A new Cuban ballet company is pleasing crowds with its very modern twist on classical dance, as Metro found out.

Ballet Revolucion is turning Cuban dancing on its head
A bunch of hot Cubans strutting their stuff on stage to Beyoncé, Prince and Usher sounds a top night out but it’s hardly revolutionary. That’s not how Roclan Gonzalez Chavez sees it, though.
Chavez, one of Cuba’s leading choreographers, is the creative mainspring behind Ballet Revolución, an unashamedly crowd-pleasing mix of outstanding classical and contemporary dancers let loose in a stylistic mash-up on a mostly MTV-friendly playlist. Talking to him during European debut tour rehearsals at Havana’s Teatro Nacional, pliés and freestyling whirring away behind us, he makes light of the connection to a key word in Cuba’s history.
‘Hey, it’s a good name, we don’t get hung up on that,’ he says. ‘But it is a revolution. In our show, the dancers get to open their minds and bodies. These dancers have trained in one style, ballet or contemporary, but here they get to show everything they can do. This show is all about the dancers, there’s no story or anything to tie them down. It lets them fly.’
Alongside the chart-topping dance hits there is more traditional Cuban fare on offer in Ballet Revolución’s debut show, too, with mambos by Pérez Prado and Juan Luis Guerra cropping up on the songlist. But the lion’s share is devoted to feelgood numbers with the dancers revelling in marrying classical lines to club rhythms with a spot of hip hop and world class gymnastics thrown in for good measure. Was he worried it could end up looking like one long MTV video?

Roclan Gonzalez Chavez is one of Cuba's leading choreographers
‘I don’t want it to be completely commercial but if you do something that’s supposed to be “authentic  Cuban”, that’s just a tourist thing,’ he says. ‘Cuba isn’t stuck in a time warp. I’d like to use some more  Cuban music but, for now, the great thing is we can use all kinds of choreographic styles with music people know. This is a company that’s evolving very quickly. We’re very different from how we started out and that’s only a year ago.’

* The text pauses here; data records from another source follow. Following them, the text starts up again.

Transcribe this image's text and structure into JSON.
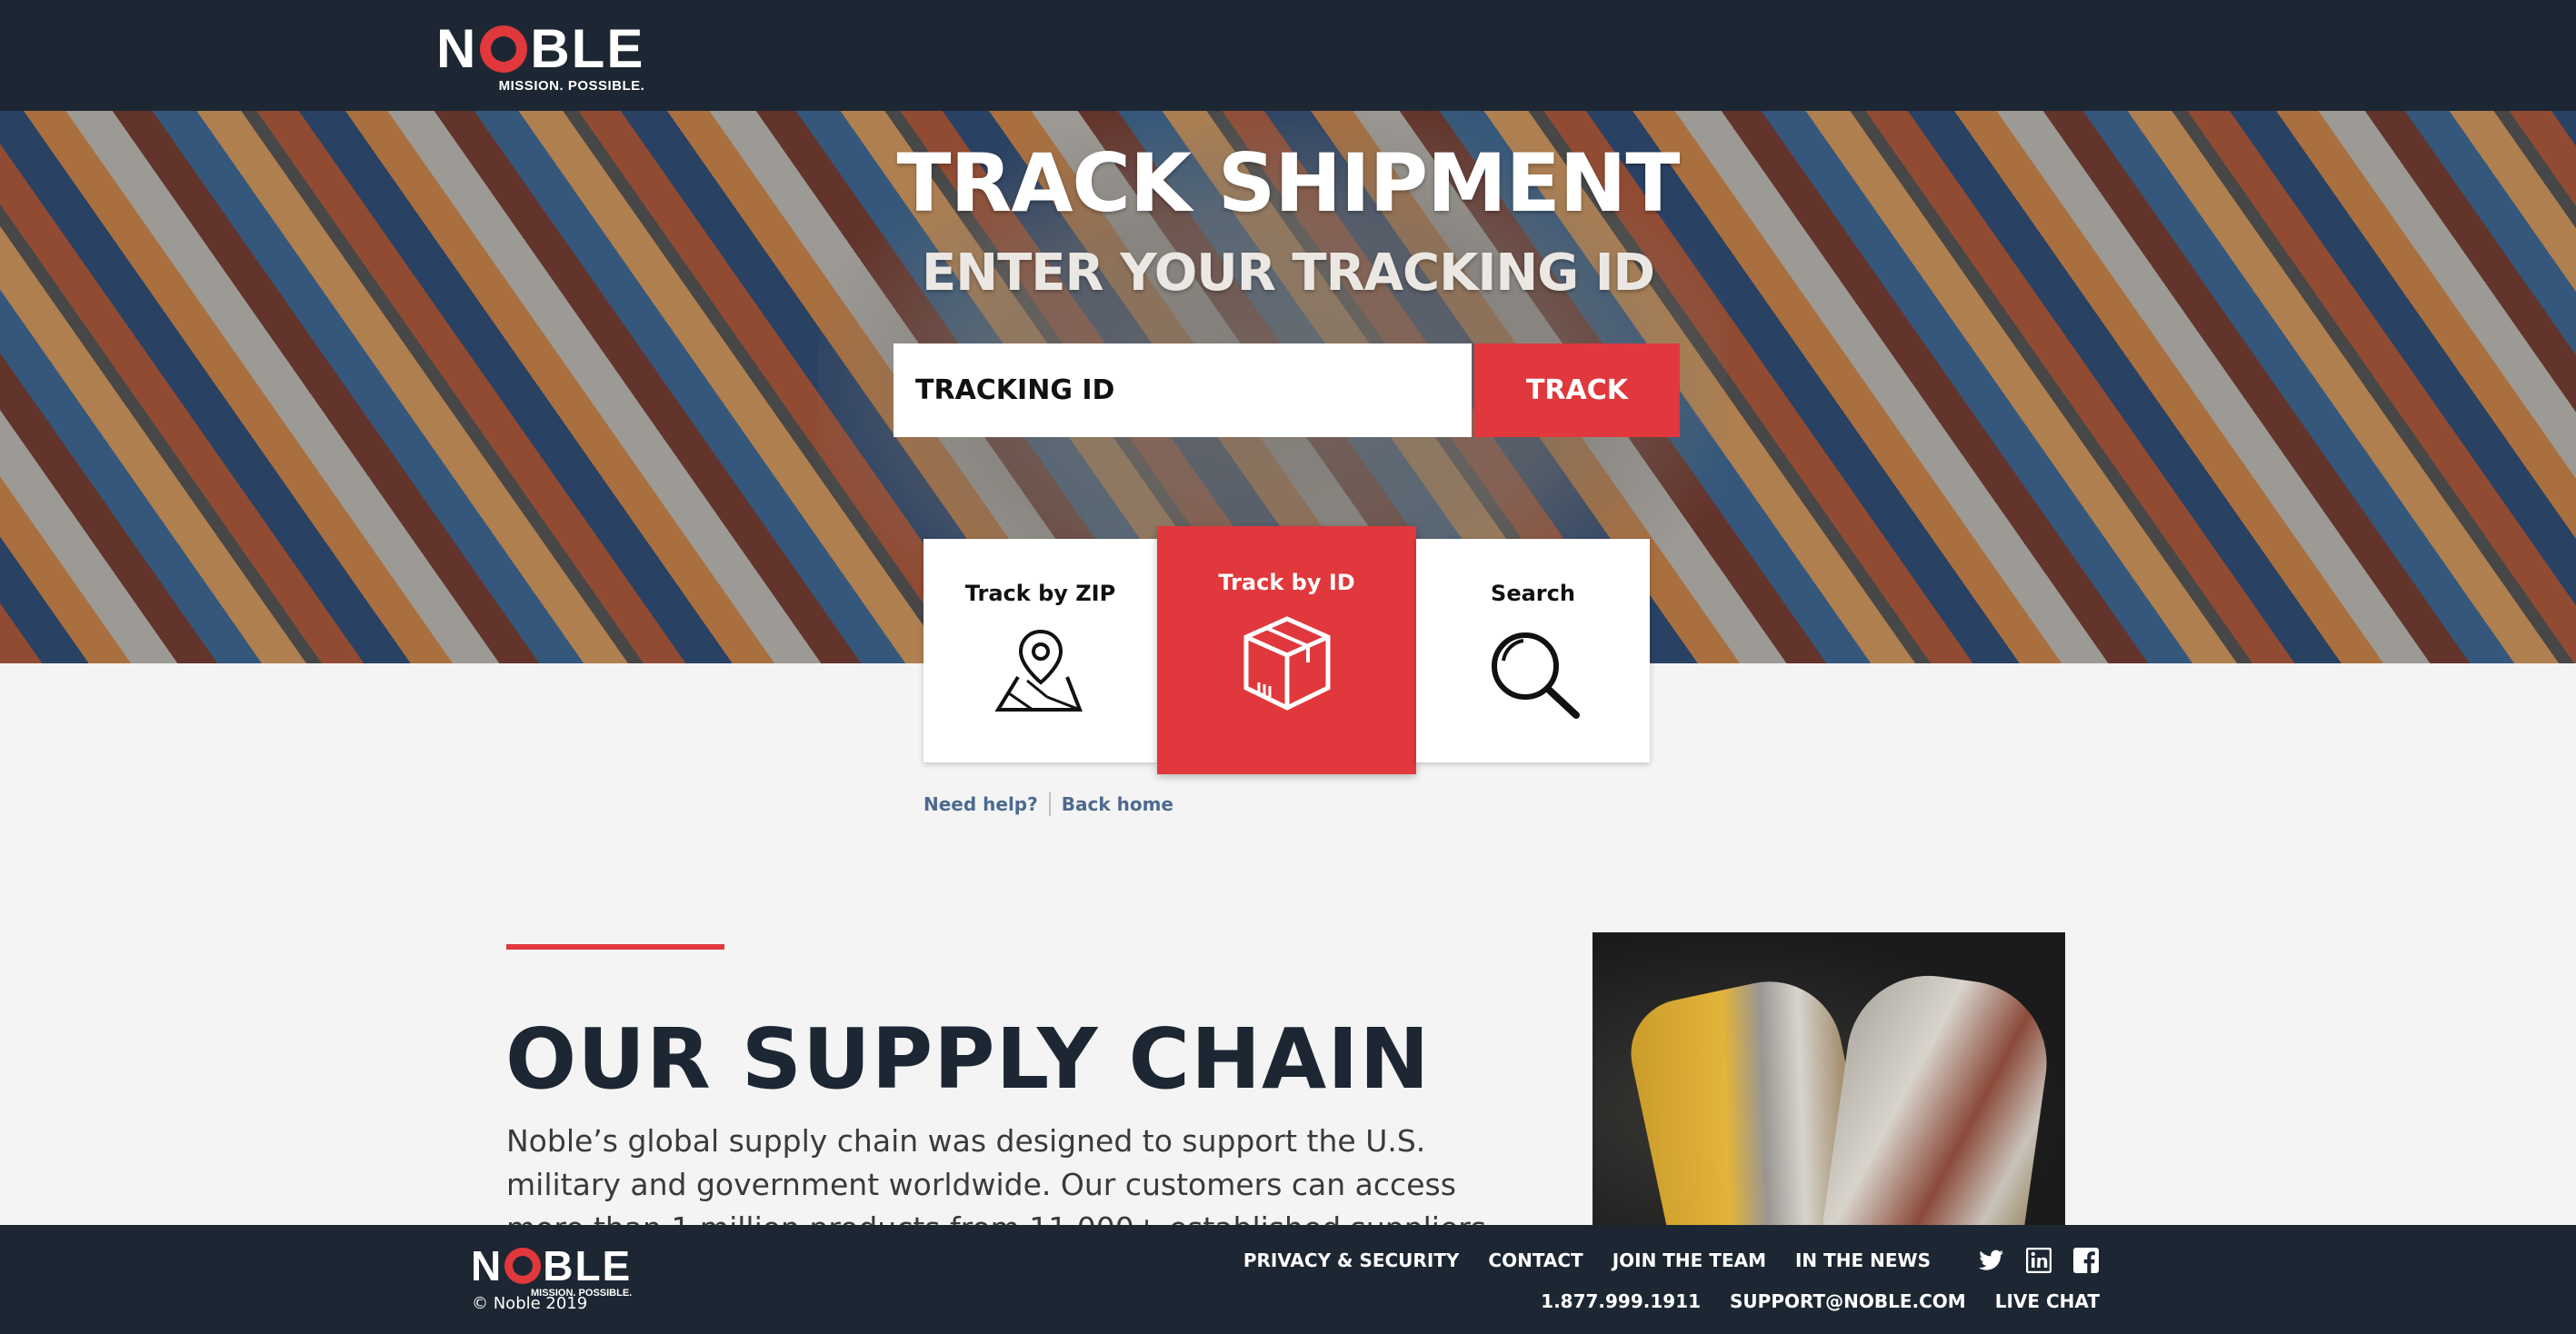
{
  "brand": {
    "logo_word_start": "N",
    "logo_word_end": "BLE",
    "logo_tagline": "MISSION. POSSIBLE.",
    "accent_color": "#e0383c",
    "navy_color": "#1d2733"
  },
  "hero": {
    "title": "TRACK SHIPMENT",
    "subtitle": "ENTER YOUR TRACKING ID",
    "input_placeholder": "TRACKING ID",
    "track_button": "TRACK"
  },
  "modes": [
    {
      "label": "Track by ZIP",
      "icon": "map-pin-icon",
      "active": false
    },
    {
      "label": "Track by ID",
      "icon": "package-box-icon",
      "active": true
    },
    {
      "label": "Search",
      "icon": "magnifier-icon",
      "active": false
    }
  ],
  "help": {
    "need_help": "Need help?",
    "back_home": "Back home"
  },
  "section": {
    "title": "OUR SUPPLY CHAIN",
    "body": "Noble’s global supply chain was designed to support the U.S. military and government worldwide. Our customers can access more than 1 million products from 11,000+ established suppliers including many of the most"
  },
  "footer": {
    "copyright": "© Noble 2019",
    "nav": [
      "PRIVACY & SECURITY",
      "CONTACT",
      "JOIN THE TEAM",
      "IN THE NEWS"
    ],
    "phone": "1.877.999.1911",
    "email": "SUPPORT@NOBLE.COM",
    "live_chat": "LIVE CHAT",
    "social": [
      "twitter-icon",
      "linkedin-icon",
      "facebook-icon"
    ]
  }
}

There’s no doubt Chavez and show’s co-choreographer Aaron Cash had a remarkable talent pool to pick from. Visiting the Escuelas Nacionales de Arte in  Havana, home to both a modern dance and ballet school, is a remarkable experience, the studios full to bursting with a rich mix of burgeoning talent, dance moves spilling out into the sunny corridors. It’s where the Ballet Reolución dancers trained, shining examples of a system where educational opportunity is free to all and that breeds top talent and fierce competition.
Juan Carlos Hernández Osma, at 19 a star in the making, jumped at the chance to swap classical ballet for a step out with Ballet Revolución. ‘For me, Michael Jackson was always the one, now I’m doing all this stuff I never danced on stage before,’ he says.

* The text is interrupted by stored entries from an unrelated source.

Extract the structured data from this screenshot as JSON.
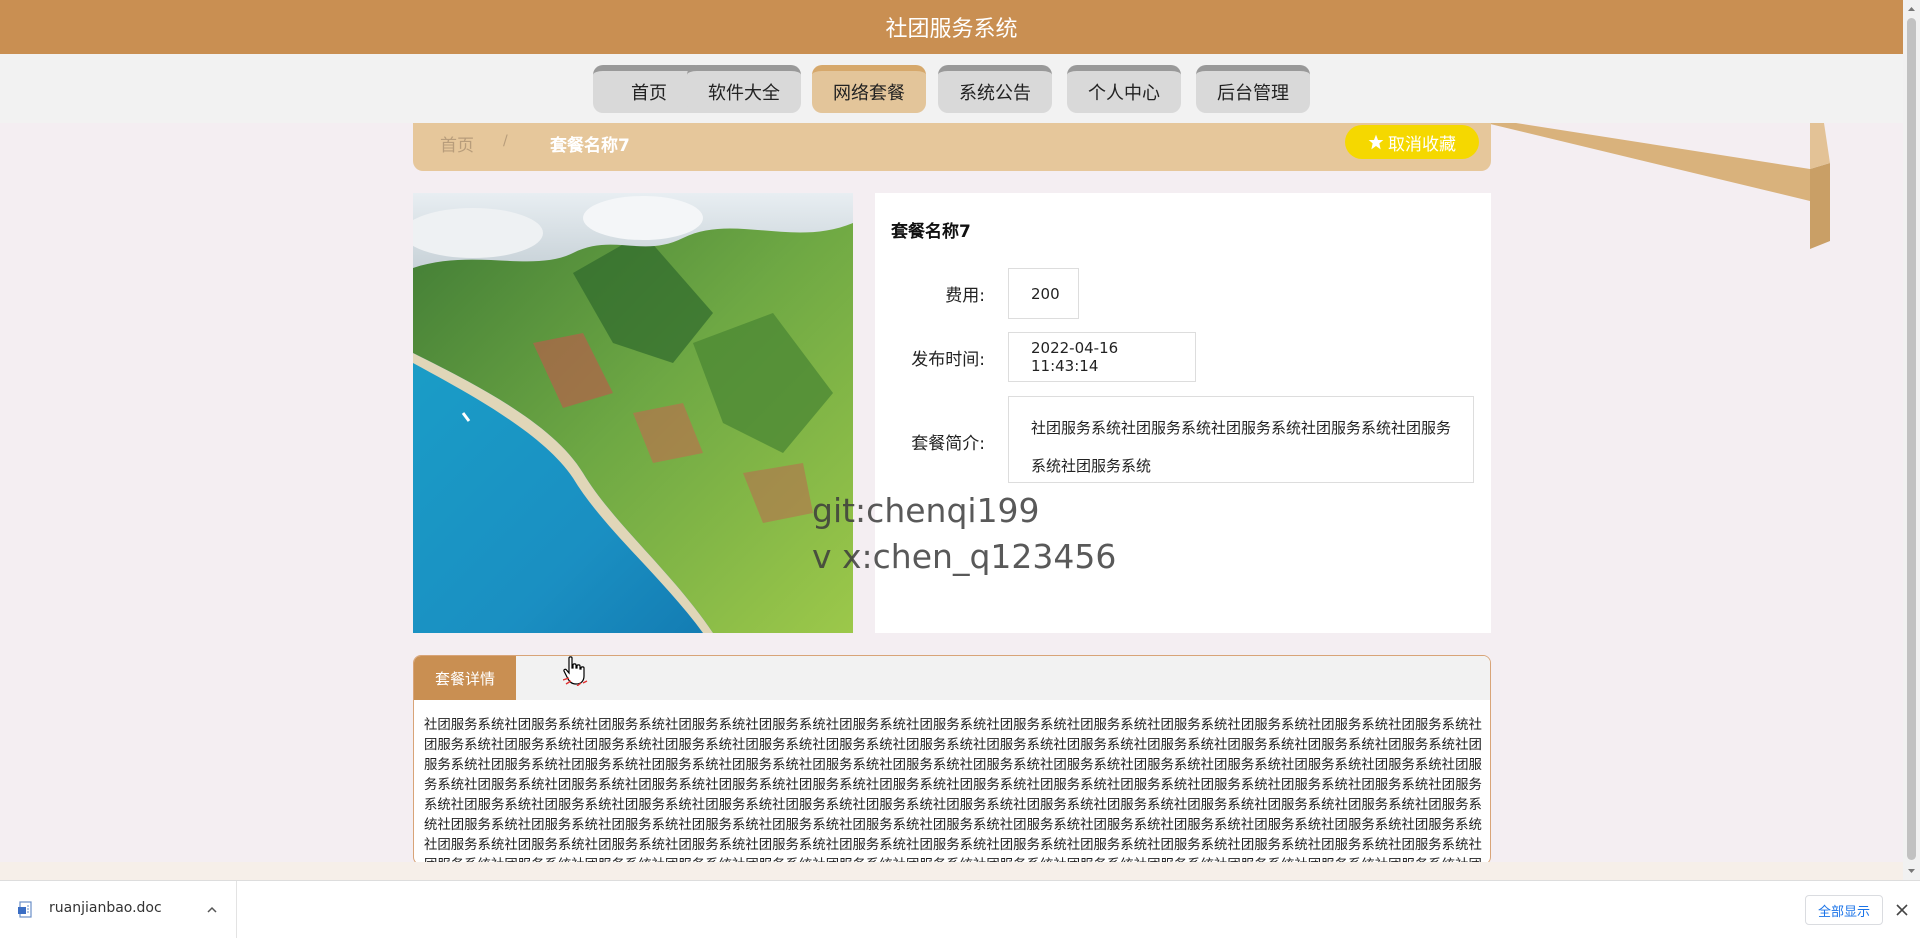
{
  "header": {
    "title": "社团服务系统"
  },
  "nav": {
    "items": [
      {
        "label": "首页"
      },
      {
        "label": "软件大全"
      },
      {
        "label": "网络套餐"
      },
      {
        "label": "系统公告"
      },
      {
        "label": "个人中心"
      },
      {
        "label": "后台管理"
      }
    ],
    "active_index": 2
  },
  "breadcrumb": {
    "home": "首页",
    "separator": "/",
    "current": "套餐名称7"
  },
  "favorite_button": {
    "label": "取消收藏",
    "icon": "star-icon"
  },
  "detail": {
    "name": "套餐名称7",
    "fields": [
      {
        "label": "费用:",
        "value": "200"
      },
      {
        "label": "发布时间:",
        "value": "2022-04-16 11:43:14"
      },
      {
        "label": "套餐简介:",
        "value": "社团服务系统社团服务系统社团服务系统社团服务系统社团服务系统社团服务系统"
      }
    ]
  },
  "watermark": {
    "line1": "git:chenqi199",
    "line2": "v x:chen_q123456"
  },
  "tabs": {
    "active": "套餐详情"
  },
  "description": "社团服务系统社团服务系统社团服务系统社团服务系统社团服务系统社团服务系统社团服务系统社团服务系统社团服务系统社团服务系统社团服务系统社团服务系统社团服务系统社团服务系统社团服务系统社团服务系统社团服务系统社团服务系统社团服务系统社团服务系统社团服务系统社团服务系统社团服务系统社团服务系统社团服务系统社团服务系统社团服务系统社团服务系统社团服务系统社团服务系统社团服务系统社团服务系统社团服务系统社团服务系统社团服务系统社团服务系统社团服务系统社团服务系统社团服务系统社团服务系统社团服务系统社团服务系统社团服务系统社团服务系统社团服务系统社团服务系统社团服务系统社团服务系统社团服务系统社团服务系统社团服务系统社团服务系统社团服务系统社团服务系统社团服务系统社团服务系统社团服务系统社团服务系统社团服务系统社团服务系统社团服务系统社团服务系统社团服务系统社团服务系统社团服务系统社团服务系统社团服务系统社团服务系统社团服务系统社团服务系统社团服务系统社团服务系统社团服务系统社团服务系统社团服务系统社团服务系统社团服务系统社团服务系统社团服务系统社团服务系统社团服务系统社团服务系统社团服务系统社团服务系统社团服务系统社团服务系统社团服务系统社团服务系统社团服务系统社团服务系统社团服务系统社团服务系统社团服务系统社团服务系统社团服务系统社团服务系统社团服务系统社团服务系统社团服务系统社团服务系统社团服务系统社团服务系统社团服务系统社团服务系统社团服务系统社团服务系统社团服务系统社团服务系统",
  "download_bar": {
    "file_name": "ruanjianbao.doc",
    "show_all": "全部显示"
  },
  "colors": {
    "header": "#c98f52",
    "breadcrumb_bg": "#e6c79b",
    "favorite_button": "#f5d800",
    "tab_active": "#c98f52"
  }
}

Former junior diving champ turned dancer Dannys González Medina, 22, backs him up. ‘The Cuban dancer is really complete. We can dance folk or salsa or classical or hip hop. I  always danced Michael Jackson. So this is a big opportunity for us.’
It’s a big opportunity, too, for  Cuban dance fans to compare Ballet Revolución’s new moves with the hotly anticipated return of Danza Contemporánea de Cuba for a British tour. Dancer/choreographer George Céspedes, whose Olivier-nominated Mambo 3XXI features on the programme, has taken a more traditional route with his dance career but is quick to point out that Cuban dance is constantly evolving.
‘Cuban dance is a lot of things. It’s not just a party,’ he says. ‘My generation grew up hating salsa because it felt like the past. Then you think what you can take from your own history. Mambo 3XXI is my attempt to reinvent myself and to show  Cuba’s place in the third millennium. It’s about finding a place for Cuba’s past in Cuba’s future.’
You could call that a revolution.
Ballet Revolución opens at London’s Peacock Theatre tomorrow.